What is the story behind your artwork. What does it represent about you and your life story?
Once I knew this was going to be a project, I had a picture in my mind of the fabric with the image of leaves taking me into nature. This piece is called ‘Roll up and Dye’, though I have no intention of dieing anytime soon, it refers to the process of rolling up the fabric and steaming to transfer the native pigments to the fibre. Llewena Newell was my teacher, with 30 years experience of natural fabrics and dying under her beautifully crafted hat, from her studio in the mid north she creates an eclectic range of wonderful garments. Llewena is so generous and kind. I thank her for sharing her wisdom, experience and enthusiasm with me.

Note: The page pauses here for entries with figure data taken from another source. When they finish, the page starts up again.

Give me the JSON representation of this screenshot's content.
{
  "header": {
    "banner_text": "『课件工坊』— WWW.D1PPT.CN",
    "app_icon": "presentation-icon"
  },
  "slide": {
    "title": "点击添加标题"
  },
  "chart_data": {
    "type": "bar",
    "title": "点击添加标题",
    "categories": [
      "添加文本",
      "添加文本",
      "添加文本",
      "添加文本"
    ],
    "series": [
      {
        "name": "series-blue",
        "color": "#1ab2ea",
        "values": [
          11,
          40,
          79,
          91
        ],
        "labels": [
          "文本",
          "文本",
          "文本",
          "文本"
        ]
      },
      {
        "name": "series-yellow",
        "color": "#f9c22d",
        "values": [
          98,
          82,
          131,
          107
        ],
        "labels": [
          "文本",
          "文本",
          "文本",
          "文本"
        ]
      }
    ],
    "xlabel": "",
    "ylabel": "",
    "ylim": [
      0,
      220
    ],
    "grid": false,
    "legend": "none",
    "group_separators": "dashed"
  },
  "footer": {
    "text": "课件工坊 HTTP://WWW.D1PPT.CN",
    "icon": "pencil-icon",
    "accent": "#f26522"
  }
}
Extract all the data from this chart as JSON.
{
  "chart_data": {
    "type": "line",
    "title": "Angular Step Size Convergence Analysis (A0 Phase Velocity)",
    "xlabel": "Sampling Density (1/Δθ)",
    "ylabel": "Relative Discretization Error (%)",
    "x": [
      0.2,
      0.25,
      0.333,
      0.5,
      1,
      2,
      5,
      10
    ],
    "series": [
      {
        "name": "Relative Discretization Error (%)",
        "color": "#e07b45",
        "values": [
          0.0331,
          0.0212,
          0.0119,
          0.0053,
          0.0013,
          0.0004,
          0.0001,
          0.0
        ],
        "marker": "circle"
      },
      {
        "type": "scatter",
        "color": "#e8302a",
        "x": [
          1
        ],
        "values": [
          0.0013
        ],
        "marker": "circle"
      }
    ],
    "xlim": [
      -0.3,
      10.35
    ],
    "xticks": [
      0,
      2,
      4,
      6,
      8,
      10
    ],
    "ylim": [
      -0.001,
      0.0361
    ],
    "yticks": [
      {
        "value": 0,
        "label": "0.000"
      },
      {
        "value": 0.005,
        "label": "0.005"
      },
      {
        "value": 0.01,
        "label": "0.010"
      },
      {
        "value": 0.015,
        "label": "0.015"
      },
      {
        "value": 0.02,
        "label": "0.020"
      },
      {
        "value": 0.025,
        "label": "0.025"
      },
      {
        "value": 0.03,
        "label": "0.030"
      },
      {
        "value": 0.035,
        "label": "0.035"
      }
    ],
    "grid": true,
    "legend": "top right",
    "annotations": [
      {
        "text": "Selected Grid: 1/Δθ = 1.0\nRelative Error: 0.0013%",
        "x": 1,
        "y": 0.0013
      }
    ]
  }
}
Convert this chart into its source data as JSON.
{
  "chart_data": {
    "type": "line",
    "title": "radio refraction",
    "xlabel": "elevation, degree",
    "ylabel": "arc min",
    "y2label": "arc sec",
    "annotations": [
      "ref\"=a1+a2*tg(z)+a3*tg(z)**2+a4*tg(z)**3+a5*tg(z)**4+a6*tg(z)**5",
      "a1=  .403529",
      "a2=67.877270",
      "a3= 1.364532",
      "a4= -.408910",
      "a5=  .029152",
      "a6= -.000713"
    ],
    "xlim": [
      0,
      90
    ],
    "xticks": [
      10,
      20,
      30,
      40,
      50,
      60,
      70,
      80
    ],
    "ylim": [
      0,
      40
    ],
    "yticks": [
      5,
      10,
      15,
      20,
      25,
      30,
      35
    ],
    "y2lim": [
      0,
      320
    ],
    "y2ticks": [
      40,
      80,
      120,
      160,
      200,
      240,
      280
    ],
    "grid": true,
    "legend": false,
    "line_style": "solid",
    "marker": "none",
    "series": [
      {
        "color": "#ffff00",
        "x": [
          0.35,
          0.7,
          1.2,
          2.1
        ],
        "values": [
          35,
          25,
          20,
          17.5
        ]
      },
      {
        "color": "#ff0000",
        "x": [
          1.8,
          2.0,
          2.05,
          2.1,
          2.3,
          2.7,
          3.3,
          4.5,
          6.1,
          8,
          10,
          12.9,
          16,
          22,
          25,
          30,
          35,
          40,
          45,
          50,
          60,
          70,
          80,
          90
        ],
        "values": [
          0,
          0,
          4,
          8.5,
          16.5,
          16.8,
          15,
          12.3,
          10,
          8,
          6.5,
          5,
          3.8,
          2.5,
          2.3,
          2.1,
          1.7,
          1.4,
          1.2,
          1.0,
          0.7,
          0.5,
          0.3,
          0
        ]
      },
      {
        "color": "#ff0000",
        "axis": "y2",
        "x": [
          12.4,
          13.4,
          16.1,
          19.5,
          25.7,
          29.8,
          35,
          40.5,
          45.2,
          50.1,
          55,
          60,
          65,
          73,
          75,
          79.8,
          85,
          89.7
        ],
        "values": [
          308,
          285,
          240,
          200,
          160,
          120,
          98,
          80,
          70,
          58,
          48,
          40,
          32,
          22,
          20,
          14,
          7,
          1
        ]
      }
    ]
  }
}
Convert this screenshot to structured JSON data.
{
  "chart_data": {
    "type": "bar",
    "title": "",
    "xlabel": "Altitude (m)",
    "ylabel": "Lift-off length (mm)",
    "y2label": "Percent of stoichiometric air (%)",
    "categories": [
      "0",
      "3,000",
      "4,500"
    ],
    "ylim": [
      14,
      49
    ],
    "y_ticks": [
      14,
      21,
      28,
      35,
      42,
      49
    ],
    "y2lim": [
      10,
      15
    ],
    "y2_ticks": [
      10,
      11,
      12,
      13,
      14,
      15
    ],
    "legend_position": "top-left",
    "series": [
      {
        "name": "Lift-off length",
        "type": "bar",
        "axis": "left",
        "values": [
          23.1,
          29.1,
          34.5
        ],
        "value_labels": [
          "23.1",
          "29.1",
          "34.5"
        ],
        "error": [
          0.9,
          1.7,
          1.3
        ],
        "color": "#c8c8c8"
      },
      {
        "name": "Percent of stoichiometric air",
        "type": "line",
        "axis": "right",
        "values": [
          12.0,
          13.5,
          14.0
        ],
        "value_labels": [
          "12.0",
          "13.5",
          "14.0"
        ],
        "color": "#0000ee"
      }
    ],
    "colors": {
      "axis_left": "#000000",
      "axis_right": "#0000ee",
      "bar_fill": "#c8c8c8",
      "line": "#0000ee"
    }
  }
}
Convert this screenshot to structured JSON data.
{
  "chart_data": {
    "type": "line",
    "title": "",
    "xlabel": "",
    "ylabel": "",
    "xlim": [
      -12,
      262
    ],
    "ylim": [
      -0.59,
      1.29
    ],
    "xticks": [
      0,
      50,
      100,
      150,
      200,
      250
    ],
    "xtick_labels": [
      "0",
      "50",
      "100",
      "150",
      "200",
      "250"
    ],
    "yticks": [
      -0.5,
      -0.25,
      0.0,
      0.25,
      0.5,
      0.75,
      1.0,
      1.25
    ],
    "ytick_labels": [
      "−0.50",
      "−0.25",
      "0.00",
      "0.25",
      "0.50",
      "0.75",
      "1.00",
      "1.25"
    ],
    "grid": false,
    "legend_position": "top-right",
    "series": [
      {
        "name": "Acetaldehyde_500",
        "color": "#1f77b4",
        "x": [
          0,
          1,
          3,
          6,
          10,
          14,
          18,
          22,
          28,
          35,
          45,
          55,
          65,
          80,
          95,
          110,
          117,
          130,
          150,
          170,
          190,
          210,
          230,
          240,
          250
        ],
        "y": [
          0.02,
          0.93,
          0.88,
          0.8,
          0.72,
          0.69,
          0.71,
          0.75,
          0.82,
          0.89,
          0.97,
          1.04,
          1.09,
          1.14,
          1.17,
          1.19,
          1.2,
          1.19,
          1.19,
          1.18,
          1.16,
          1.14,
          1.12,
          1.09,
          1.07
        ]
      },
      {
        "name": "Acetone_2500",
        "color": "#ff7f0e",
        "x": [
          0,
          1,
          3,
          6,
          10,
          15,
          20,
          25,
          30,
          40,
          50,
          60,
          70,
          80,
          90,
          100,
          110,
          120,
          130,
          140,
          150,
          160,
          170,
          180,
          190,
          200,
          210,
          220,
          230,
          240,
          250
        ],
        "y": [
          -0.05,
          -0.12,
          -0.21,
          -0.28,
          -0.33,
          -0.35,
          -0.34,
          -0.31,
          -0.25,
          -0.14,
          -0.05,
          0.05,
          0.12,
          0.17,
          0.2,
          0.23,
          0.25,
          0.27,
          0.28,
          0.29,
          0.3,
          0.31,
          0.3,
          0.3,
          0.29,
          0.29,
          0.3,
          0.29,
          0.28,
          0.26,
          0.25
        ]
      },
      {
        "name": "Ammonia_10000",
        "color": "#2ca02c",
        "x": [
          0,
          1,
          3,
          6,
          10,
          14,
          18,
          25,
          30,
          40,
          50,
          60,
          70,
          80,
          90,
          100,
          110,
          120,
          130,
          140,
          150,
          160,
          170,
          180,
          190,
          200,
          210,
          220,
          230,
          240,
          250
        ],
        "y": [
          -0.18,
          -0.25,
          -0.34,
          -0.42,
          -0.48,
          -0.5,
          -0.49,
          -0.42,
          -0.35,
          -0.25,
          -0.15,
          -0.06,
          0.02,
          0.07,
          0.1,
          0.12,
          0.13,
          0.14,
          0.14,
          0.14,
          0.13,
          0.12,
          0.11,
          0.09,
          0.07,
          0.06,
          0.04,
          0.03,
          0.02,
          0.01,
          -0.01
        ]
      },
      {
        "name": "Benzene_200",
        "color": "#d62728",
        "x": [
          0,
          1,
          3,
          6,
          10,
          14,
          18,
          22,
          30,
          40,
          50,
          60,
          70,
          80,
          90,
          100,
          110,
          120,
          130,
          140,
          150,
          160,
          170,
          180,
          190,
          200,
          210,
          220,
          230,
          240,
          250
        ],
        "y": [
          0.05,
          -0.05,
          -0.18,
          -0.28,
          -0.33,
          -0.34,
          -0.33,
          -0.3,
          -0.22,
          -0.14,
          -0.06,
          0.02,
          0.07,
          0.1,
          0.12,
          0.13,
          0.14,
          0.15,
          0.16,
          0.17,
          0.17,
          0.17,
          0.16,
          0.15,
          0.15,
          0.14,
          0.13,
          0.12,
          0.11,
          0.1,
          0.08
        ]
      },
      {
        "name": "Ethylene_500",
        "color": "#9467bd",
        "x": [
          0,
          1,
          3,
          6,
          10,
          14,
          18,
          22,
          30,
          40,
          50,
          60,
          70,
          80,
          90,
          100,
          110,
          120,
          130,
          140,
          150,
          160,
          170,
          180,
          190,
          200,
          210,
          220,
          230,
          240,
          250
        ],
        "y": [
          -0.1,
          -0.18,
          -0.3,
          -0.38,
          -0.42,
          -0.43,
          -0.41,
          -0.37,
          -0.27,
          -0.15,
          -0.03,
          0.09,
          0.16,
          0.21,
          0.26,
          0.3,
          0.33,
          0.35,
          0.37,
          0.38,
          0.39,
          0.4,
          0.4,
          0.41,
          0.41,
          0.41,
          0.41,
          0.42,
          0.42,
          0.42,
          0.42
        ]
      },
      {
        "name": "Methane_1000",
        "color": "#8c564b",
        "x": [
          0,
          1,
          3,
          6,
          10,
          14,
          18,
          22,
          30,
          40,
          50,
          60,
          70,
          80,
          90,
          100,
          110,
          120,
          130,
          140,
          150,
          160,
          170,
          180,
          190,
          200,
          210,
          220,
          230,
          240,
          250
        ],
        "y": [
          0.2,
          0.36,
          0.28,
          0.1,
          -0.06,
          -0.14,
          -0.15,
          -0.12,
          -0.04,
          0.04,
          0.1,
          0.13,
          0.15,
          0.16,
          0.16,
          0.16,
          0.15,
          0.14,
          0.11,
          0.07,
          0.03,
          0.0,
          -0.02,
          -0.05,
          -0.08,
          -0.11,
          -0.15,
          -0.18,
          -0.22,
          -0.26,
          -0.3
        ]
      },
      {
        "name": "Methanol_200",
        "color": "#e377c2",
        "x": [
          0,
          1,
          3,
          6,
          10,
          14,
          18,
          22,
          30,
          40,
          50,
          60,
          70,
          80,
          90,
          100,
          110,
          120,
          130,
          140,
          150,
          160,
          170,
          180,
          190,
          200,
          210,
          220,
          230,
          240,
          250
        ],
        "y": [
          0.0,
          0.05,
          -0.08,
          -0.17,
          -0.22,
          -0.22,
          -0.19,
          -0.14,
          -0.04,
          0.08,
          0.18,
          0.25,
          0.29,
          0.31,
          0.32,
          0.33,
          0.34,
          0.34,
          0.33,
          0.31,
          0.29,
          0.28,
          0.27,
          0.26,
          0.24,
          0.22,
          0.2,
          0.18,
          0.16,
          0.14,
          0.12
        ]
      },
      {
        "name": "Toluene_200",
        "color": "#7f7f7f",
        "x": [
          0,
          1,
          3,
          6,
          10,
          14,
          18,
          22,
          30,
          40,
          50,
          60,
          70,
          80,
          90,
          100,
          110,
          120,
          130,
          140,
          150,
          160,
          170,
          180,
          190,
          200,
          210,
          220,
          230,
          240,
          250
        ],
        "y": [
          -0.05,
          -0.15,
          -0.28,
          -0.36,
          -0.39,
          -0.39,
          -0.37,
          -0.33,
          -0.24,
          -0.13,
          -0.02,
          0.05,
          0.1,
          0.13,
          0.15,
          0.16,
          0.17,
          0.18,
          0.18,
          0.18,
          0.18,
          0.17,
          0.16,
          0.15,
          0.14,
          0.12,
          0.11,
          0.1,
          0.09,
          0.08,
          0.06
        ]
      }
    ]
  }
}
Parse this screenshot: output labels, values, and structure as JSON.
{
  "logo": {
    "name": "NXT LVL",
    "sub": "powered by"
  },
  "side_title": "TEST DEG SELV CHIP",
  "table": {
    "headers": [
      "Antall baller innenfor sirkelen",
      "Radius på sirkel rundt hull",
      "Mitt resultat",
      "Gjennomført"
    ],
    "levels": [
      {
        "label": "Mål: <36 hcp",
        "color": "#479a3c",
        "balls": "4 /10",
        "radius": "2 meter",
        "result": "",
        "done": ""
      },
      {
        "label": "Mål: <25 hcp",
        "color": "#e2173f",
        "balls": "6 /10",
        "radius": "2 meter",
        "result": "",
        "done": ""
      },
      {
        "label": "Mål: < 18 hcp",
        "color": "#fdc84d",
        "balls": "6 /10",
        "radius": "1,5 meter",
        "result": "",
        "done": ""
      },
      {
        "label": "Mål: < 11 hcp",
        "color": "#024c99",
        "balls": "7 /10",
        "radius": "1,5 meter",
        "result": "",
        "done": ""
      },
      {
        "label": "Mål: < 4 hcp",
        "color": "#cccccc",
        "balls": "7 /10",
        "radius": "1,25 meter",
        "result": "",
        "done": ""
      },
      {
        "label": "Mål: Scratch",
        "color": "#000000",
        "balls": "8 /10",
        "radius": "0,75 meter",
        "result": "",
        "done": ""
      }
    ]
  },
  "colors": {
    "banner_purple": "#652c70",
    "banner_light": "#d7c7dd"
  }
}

What are 3 things you have learned from being part of the eco coffin project?
Some may think it is morbid to be participating in a workshop about dieing, on the contrary, facing death can bring a focus on living. This workshop also covered the many choices we do have here in Australia. Considering death and discussions with close friends and family has opened other meaningful conversations. I shall be headed to a natural burial ground, as I very much like the idea of being surrounded by other like-minded souls. Though the pages are still blank in my book of what happens ‘after life’.
What is one thing you will do (or have done already) differently as a result from being part of the project?
Having asked my father what arrangements he would like, he responded that he really didn’t care, as when he is gone, he’s gone, only that he wanted his ashes to be buried by my mother’s. Making time to have these conversations and prepare ‘the folder’ releases those grieving from many decisions, not to mention all those tricky computer passwords.
Any other thoughts or comments you would like to add?
Some deaths may be a more practical formality in our lives, and some bring such profound sadness with gargantuan waves that seemingly brewed from the very bottom of the ocean to engulf us uncontrollably, with other waves being more gentle. Like the ocean, there is no way to tame it, we can honour the memories and be kind to ourselves and others sharing this grief – we each experience grief in our own way.
Thank you Abby. You have created a workshop with your positive energy and passion like no other. Always respectful and mindful of the sensitive nature of the subject yet able to cover the ground, delivering well presented and informative sessions. We are all neither too old or too young to benefit from The Eco Coffin Project.